6. Bunu kim yapacak? Devletin öncülüğünde konuyla ilgili herkes elini taşın altına sokacaktır.

7. Peki Cumhuriyet döneminde bu konu hiç ele alınmadı mı? Alındı. Atatürk 1937 yılında hükümet programını açıklarken, denizciliğe verdiği önemi çok net bir biçimde şu sözlerle belirtmiştir: “Denizcilik sadece ulaştırma işi değil, iktisadi iş olarak anlaşılacak ve tersaneler, gemiler, limanlar ve iskeleler inşa edilecek, deniz sporları kulüpleri kurulacak ve korunup geliştirilecektir. Çünkü: Toprakların ucu deniz olan bir ulusun sınırını, halkının kudret ve yeteneğinin hududu çizer. En uygun coğrafi konumda ve üç tarafı denizlerle çevrili olan Türkiye; endüstrisi, ticareti ve sporu ile en ileri bir denizci ulus yetiştirmek yeteneğindedir. Bu yetenekten yararlanmasını bilmeliyiz. Denizciliği Türk'ün büyük ulusal ülküsü olarak düşünmeli ve onu az zamanda başarmalıyız..."
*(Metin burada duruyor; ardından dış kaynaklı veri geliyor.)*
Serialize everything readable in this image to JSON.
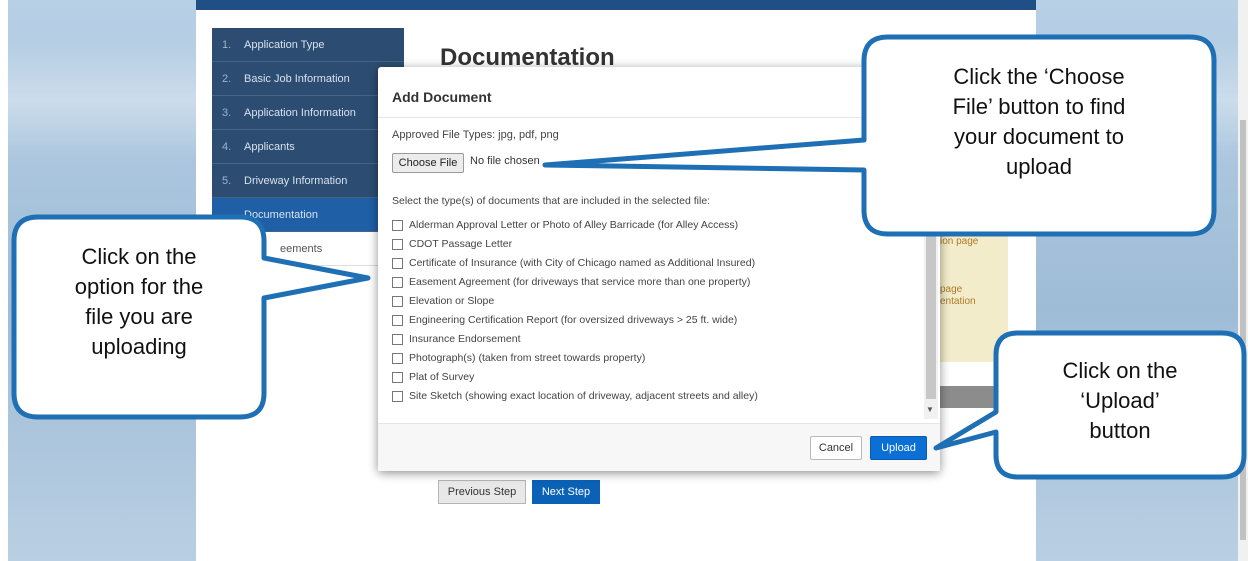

Türkiye’nin içinde bulunduğu siyasi, ekonomik, askeri (jeostratejik), coğrafi ve demografik koşullar, onun denizci bir devlet olmasını gerektirmektedir. Bu durumda, devletten tabana bir akış izlenecektir. Devlet, demografik gücü denizciliğe yöneltmek için (eğitim gibi) gereken yasal ve idari düzenlemeler ile milli güç unsurlarını, denizcilik gücünün geliştirilmesi için yönlendirecektir.